Above all, children want to know if I can tolerate mess – their mess. This is not always easy when working in a school which is a disciplined environment with many rules. But how much should I limit the use of materials when, having trained as an Art Therapist, I value free expression but also need to uphold boundaries? Mess has been an important tool for the 5 to 11 year olds I’ve worked with. How else can they communicate to me about the mess in their lives, or find out if I am able to cope with it? This ‘mess’ can include responses to bullying, loneliness and domestic violence and feelings about being in foster care or about not having a permanent home. Children might also show their feelings through their behaviour – by being aggressive to their peers or withdrawn in the classroom and these behaviours can block their ability and availability to learn.

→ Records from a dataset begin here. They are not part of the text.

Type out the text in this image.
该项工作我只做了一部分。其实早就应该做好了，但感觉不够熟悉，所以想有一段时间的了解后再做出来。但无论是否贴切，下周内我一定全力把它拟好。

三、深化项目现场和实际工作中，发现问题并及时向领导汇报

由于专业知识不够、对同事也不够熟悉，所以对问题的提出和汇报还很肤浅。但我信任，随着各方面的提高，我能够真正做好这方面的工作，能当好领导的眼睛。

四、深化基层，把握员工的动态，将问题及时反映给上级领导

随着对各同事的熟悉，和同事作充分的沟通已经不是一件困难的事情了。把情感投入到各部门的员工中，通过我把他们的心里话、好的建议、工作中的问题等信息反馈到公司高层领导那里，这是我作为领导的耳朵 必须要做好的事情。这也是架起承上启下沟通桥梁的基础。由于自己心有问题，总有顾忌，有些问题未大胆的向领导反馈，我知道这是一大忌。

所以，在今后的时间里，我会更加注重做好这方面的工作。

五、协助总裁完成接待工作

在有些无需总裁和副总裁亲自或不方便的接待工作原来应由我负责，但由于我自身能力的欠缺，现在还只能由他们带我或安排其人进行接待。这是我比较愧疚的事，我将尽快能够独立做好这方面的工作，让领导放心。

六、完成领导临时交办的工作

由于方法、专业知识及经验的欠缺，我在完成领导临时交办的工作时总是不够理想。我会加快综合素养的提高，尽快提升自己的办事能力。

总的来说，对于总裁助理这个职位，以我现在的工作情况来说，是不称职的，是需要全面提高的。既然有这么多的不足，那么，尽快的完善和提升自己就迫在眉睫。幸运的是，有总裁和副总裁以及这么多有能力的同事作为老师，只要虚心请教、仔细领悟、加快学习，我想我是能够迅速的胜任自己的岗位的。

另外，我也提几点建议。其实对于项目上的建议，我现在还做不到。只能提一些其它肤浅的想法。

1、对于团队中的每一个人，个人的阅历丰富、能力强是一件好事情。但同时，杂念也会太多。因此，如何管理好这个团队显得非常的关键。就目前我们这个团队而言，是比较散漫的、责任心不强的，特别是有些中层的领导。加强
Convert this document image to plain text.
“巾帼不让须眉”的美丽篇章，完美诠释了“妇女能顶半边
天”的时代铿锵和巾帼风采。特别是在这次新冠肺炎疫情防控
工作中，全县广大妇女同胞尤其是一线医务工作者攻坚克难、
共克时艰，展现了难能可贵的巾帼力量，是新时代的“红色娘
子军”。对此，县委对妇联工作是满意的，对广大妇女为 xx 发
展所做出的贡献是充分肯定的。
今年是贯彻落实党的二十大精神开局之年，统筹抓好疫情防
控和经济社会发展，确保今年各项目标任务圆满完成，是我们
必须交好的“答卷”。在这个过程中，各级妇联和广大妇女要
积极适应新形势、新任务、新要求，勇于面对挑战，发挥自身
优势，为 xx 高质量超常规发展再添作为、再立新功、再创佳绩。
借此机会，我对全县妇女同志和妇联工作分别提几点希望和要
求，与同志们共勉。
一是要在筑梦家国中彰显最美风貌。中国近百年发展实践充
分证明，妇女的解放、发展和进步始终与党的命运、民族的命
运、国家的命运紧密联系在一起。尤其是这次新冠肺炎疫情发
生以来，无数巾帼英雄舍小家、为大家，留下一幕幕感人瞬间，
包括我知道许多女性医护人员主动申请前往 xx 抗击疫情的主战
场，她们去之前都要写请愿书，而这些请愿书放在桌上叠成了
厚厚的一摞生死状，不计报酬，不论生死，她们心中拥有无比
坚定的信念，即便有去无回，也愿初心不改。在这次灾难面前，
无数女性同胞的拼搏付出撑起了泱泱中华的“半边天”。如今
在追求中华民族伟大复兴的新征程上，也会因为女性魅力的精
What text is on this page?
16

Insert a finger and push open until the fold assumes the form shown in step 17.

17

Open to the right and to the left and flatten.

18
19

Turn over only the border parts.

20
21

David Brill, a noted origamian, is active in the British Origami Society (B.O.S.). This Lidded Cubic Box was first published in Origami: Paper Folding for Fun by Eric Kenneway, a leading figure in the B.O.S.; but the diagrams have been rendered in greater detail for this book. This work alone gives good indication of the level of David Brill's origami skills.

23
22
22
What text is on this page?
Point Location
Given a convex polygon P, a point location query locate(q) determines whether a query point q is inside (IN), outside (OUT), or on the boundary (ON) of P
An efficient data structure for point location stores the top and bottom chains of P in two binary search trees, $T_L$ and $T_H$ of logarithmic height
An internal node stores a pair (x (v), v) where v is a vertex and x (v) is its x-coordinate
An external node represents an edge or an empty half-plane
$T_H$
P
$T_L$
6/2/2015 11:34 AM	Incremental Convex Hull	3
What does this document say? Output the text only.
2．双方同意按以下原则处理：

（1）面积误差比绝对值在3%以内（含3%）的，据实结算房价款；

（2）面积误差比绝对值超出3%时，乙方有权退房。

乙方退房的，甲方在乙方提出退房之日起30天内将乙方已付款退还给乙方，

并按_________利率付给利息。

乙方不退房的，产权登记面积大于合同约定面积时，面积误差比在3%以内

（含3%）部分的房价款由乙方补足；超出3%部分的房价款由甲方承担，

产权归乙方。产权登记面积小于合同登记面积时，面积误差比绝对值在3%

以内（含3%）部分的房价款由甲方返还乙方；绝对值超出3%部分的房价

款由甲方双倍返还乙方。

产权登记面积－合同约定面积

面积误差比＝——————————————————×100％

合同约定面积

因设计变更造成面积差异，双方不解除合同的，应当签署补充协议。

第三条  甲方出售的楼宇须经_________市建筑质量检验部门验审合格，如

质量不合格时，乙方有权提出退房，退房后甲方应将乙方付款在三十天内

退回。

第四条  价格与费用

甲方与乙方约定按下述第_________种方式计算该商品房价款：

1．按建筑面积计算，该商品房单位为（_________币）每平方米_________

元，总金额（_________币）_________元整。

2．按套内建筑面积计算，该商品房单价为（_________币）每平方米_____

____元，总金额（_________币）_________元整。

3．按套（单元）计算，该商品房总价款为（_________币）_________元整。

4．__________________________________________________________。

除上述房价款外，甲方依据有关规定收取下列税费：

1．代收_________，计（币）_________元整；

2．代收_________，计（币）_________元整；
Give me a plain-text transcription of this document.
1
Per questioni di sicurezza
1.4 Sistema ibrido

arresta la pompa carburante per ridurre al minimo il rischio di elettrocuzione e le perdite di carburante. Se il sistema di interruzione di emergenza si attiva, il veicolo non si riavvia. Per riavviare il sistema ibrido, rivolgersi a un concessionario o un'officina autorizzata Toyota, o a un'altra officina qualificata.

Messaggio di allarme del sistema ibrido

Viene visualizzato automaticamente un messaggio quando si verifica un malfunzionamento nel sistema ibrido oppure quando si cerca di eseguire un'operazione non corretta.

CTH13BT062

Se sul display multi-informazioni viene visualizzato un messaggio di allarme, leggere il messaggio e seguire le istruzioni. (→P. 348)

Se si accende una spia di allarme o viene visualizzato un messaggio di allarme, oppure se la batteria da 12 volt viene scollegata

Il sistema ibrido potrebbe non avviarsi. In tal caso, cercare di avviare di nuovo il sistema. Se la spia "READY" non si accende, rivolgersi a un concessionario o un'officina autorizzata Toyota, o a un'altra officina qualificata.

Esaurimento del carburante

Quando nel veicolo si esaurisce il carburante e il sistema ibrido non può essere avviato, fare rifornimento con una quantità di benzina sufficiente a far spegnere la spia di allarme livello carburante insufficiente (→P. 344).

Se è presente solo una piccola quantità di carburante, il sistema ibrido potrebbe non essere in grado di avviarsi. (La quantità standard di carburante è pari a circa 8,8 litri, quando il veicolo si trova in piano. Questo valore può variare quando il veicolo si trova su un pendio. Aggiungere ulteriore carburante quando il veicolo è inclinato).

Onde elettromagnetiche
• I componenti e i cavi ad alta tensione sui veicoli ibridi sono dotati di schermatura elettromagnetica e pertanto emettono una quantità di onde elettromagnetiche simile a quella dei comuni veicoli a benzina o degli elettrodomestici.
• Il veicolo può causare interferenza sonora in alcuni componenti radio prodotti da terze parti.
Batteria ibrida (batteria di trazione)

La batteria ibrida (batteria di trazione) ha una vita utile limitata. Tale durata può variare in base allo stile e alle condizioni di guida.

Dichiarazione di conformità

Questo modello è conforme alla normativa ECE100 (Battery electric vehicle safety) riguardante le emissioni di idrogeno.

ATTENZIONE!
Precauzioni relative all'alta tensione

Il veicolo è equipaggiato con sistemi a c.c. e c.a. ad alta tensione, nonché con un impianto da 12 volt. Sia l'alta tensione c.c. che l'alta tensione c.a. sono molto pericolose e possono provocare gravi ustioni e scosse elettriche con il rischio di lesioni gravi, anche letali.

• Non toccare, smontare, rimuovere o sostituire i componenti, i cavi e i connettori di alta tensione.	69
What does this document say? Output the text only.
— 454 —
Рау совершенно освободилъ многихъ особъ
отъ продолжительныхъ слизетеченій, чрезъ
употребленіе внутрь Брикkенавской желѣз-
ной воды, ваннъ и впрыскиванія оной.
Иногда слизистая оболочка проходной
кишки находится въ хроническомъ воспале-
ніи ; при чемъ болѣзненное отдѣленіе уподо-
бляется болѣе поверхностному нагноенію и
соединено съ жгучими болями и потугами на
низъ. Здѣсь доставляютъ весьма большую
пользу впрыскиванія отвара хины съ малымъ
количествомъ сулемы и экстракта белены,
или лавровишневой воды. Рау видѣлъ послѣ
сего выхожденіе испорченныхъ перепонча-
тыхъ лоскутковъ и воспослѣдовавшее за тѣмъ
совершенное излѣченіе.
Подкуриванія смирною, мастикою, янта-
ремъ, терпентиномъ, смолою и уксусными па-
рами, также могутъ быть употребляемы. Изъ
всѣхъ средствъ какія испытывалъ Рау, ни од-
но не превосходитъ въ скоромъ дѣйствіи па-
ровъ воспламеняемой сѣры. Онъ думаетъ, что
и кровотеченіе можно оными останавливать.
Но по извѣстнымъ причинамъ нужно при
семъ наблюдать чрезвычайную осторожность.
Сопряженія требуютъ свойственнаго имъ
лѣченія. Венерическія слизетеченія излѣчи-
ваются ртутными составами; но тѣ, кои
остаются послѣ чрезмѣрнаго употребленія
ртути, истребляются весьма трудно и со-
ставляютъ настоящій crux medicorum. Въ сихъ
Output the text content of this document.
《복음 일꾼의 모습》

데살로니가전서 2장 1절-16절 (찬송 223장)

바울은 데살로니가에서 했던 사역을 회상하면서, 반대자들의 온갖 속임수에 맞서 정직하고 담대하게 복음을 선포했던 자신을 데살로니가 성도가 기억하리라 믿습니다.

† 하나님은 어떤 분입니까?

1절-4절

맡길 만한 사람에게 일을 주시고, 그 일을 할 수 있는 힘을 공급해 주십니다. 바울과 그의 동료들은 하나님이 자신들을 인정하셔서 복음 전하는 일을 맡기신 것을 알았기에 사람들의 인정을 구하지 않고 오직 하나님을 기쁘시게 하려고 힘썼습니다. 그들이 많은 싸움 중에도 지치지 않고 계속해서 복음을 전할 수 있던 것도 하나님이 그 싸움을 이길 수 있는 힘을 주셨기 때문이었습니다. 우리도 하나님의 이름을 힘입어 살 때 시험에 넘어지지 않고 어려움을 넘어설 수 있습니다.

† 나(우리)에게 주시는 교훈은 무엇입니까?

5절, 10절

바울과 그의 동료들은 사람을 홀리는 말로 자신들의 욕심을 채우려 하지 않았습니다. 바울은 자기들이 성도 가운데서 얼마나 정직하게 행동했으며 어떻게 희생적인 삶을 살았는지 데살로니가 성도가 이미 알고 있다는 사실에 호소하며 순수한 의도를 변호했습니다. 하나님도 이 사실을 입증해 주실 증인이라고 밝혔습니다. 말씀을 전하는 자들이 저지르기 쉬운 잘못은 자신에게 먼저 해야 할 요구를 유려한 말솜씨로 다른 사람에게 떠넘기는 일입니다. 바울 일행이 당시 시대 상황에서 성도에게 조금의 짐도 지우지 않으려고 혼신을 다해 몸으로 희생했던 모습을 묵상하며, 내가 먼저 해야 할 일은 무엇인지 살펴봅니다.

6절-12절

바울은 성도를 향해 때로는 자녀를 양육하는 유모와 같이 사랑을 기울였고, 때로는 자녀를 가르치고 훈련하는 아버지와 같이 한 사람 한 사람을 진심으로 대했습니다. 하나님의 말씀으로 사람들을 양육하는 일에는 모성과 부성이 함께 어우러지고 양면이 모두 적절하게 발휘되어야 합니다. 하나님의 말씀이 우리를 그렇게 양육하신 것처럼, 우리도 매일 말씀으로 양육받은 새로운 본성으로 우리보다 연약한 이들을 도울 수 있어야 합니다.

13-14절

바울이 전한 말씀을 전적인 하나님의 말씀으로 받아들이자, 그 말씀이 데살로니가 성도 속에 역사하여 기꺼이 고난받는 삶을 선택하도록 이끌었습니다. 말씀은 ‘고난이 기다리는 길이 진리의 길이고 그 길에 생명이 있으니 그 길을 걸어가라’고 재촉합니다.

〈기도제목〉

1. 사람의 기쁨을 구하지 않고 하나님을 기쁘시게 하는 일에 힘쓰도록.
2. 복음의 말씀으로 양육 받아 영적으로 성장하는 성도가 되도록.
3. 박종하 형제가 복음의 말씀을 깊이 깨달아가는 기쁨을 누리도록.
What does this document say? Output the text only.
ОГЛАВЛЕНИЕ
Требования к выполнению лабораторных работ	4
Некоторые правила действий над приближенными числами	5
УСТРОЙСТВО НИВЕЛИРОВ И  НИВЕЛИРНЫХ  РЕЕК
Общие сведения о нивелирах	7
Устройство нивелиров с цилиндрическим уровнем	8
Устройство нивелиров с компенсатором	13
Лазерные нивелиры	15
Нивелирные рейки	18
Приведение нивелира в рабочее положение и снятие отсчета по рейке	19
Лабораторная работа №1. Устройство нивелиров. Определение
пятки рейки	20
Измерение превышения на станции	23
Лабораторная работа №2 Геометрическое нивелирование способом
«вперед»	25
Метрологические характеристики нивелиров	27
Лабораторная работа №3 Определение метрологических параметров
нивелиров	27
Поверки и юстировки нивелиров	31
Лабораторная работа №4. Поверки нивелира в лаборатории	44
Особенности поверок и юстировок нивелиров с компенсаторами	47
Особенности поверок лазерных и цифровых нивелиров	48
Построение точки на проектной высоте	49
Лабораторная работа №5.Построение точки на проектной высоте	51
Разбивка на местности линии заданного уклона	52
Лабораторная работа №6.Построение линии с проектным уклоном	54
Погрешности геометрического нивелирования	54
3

We usually encourage children to help clean up after sessions, but sometimes the mess is left for me. This is often unconscious and symbolic – the child is communicating that they have a lot of mess in their lives that they need someone else to help them clear up.
Many a session has ended with me feeling flustered, chaotic and overwhelmed – an unconscious projection of feelings that the children feel unable to deal with. The mess is, essentially, left with me to digest on the child’s behalf, to process with Place2Be’s support during supervision and eventually, to give back to them in a more manageable form in future sessions.